The two-decade-long Mizo rebellion from 1966 to 1986 remains the only conflict in which the Indian government used war planes against its citizens. Few written records exist on the conflict in which the Mizo National Front (MNF) revolted against the government, trying to establish an independent country.
A new book by a former militant in the Mizo National Army (MNA), the armed wing of the MNF, recounts the air bombings and the government’s “grouping” policy, under which villages in what is now Mizoram state were burned and civilians relocated to guarded centres called Protected and Progressive Villages.
“Untold Atrocity” by C. Zama deals with incidents in which civilians suffered or were allegedly killed by security forces. The book also assumes significance today because the Armed Forces Special Powers Act (AFSPA), which allowed security forces an almost free hand in arresting or shooting anyone during the insurgency, is still enforced in Jammu and Kashmir and some areas of India’s northeast.

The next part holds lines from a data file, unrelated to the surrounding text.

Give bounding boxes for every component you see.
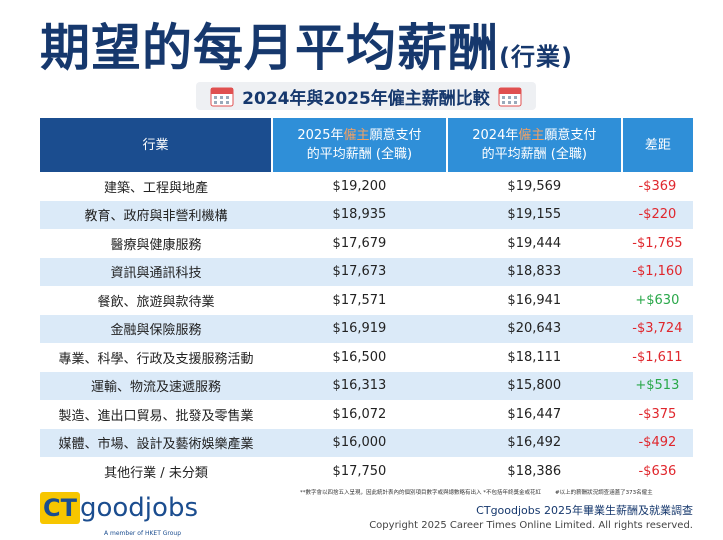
value-cell: -$375 [638, 406, 677, 422]
value-cell: -$369 [638, 178, 677, 194]
value-cell: -$492 [621, 428, 693, 457]
logo-tagline: A member of HKET Group [104, 530, 182, 537]
value-cell: -$1,765 [632, 235, 683, 251]
industry-cell: 金融與保險服務 [40, 314, 272, 343]
value-cell: $19,569 [507, 178, 562, 194]
logo-goodjobs: goodjobs [79, 493, 198, 523]
header-text: 2024年 [472, 128, 519, 143]
table-row: 媒體、市場、設計及藝術娛樂產業 $16,000 $16,492 -$492 [40, 428, 693, 457]
table-row: 其他行業 / 未分類 $17,750 $18,386 -$636 [40, 457, 693, 486]
header-row: 行業 2025年僱主願意支付 的平均薪酬 (全職) 2024年僱主願意支付 的平均薪酬 … [40, 118, 693, 172]
industry-cell: 其他行業 / 未分類 [104, 465, 208, 481]
industry-cell: 製造、進出口貿易、批發及零售業 [58, 408, 254, 424]
value-cell: -$1,160 [621, 257, 693, 286]
value-cell: $17,673 [272, 257, 447, 286]
header-text: 差距 [644, 137, 671, 153]
value-cell: $17,750 [332, 463, 387, 479]
value-cell: -$220 [621, 200, 693, 229]
title: 期望的每月平均薪酬(行業) [40, 8, 573, 80]
header-text: 僱主 [343, 128, 370, 143]
value-cell: -$1,611 [632, 349, 683, 365]
column-header: 2025年僱主願意支付的平均薪酬 (全職) [271, 118, 447, 172]
value-cell: $16,500 [332, 349, 387, 365]
column-header: 行業 [40, 118, 272, 172]
table-row: 運輸、物流及速遞服務 $16,313 $15,800 +$513 [40, 371, 693, 400]
industry-cell: 餐飲、旅遊與款待業 [97, 294, 215, 310]
value-cell: $15,800 [446, 371, 622, 400]
value-cell: $16,941 [507, 292, 562, 308]
table-row: 教育、政府與非營利機構 $18,935 $19,155 -$220 [40, 200, 693, 229]
logo: CT goodjobs A member of HKET Group [40, 492, 198, 537]
industry-cell: 醫療與健康服務 [110, 237, 202, 253]
header-text: 願意支付 [369, 128, 422, 143]
value-cell: $16,492 [446, 428, 622, 457]
salary-table: 行業 2025年僱主願意支付 的平均薪酬 (全職) 2024年僱主願意支付 的平均薪酬 … [40, 118, 693, 486]
subtitle: 2024年與2025年僱主薪酬比較 [242, 88, 490, 109]
value-cell: $17,571 [332, 292, 387, 308]
title-suffix: (行業) [499, 43, 573, 71]
calendar-icon [498, 87, 522, 107]
logo-ct: CT [40, 492, 80, 524]
industry-cell: 媒體、市場、設計及藝術娛樂產業 [40, 428, 272, 457]
column-header: 差距 [620, 118, 693, 172]
table-row: 專業、科學、行政及支援服務活動 $16,500 $18,111 -$1,611 [40, 343, 693, 372]
industry-cell: 運輸、物流及速遞服務 [40, 371, 272, 400]
value-cell: $16,000 [272, 428, 447, 457]
note: **數字會以四捨五入呈現，因此統計表內的個別項目數字或與總數略有出入 *不包括年… [300, 490, 542, 496]
note: #以上的薪酬狀況調查涵蓋了373名僱主 [555, 490, 653, 496]
industry-cell: 建築、工程與地產 [103, 180, 208, 196]
value-cell: +$630 [635, 292, 680, 308]
value-cell: $19,155 [446, 200, 622, 229]
value-cell: +$513 [621, 371, 693, 400]
subtitle-box: 2024年與2025年僱主薪酬比較 [196, 82, 536, 110]
title-text: 期望的每月平均薪酬 [40, 19, 499, 77]
calendar-icon [210, 87, 234, 107]
value-cell: $18,386 [507, 463, 562, 479]
value-cell: $19,200 [332, 178, 387, 194]
header-text: 2025年 [297, 128, 344, 143]
value-cell: $16,919 [272, 314, 447, 343]
header-text: 的平均薪酬 (全職) [306, 147, 413, 162]
copyright: Copyright 2025 Career Times Online Limit… [369, 520, 693, 531]
value-cell: $19,444 [507, 235, 562, 251]
table-row: 醫療與健康服務 $17,679 $19,444 -$1,765 [40, 229, 693, 258]
value-cell: $16,313 [272, 371, 447, 400]
value-cell: $20,643 [446, 314, 622, 343]
header-text: 的平均薪酬 (全職) [481, 147, 587, 162]
value-cell: $18,935 [272, 200, 447, 229]
value-cell: $18,111 [507, 349, 562, 365]
header-text: 願意支付 [544, 128, 597, 143]
table-body: 建築、工程與地產 $19,200 $19,569 -$369 教育、政府與非營利機構 $1… [40, 172, 693, 486]
industry-cell: 資訊與通訊科技 [40, 257, 272, 286]
value-cell: -$636 [638, 463, 677, 479]
value-cell: $16,072 [332, 406, 387, 422]
header-text: 僱主 [518, 128, 545, 143]
survey-name: CTgoodjobs 2025年畢業生薪酬及就業調查 [476, 504, 693, 517]
notes: **數字會以四捨五入呈現，因此統計表內的個別項目數字或與總數略有出入 *不包括年… [300, 488, 653, 496]
table-row: 製造、進出口貿易、批發及零售業 $16,072 $16,447 -$375 [40, 400, 693, 429]
table-row: 資訊與通訊科技 $17,673 $18,833 -$1,160 [40, 257, 693, 286]
table-row: 金融與保險服務 $16,919 $20,643 -$3,724 [40, 314, 693, 343]
value-cell: -$3,724 [621, 314, 693, 343]
column-header: 2024年僱主願意支付的平均薪酬 (全職) [445, 118, 622, 172]
industry-cell: 教育、政府與非營利機構 [40, 200, 272, 229]
value-cell: $18,833 [446, 257, 622, 286]
value-cell: $16,447 [507, 406, 562, 422]
table-row: 餐飲、旅遊與款待業 $17,571 $16,941 +$630 [40, 286, 693, 315]
table-row: 建築、工程與地產 $19,200 $19,569 -$369 [40, 172, 693, 201]
value-cell: $17,679 [332, 235, 387, 251]
industry-cell: 專業、科學、行政及支援服務活動 [58, 351, 254, 367]
header-text: 行業 [142, 137, 169, 153]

Zama in this interview talks about the almost unlimited powers the army wielded during the insurgency, and why the Mizoram Accord, which is touted as the most successful peace treaty in India, has not been fully implemented.
Q: Tell us about your time as an insurgent?
A: In 1965, before the violence started, I volunteered as a MNA member while studying in high school … I was in Class VIII when the [armed] movement broke out, so I left home and school and we started living in the forest. We traded fire with Indian soldiers many times – in Mizoram and (East) Pakistan, which is present-day Bangladesh.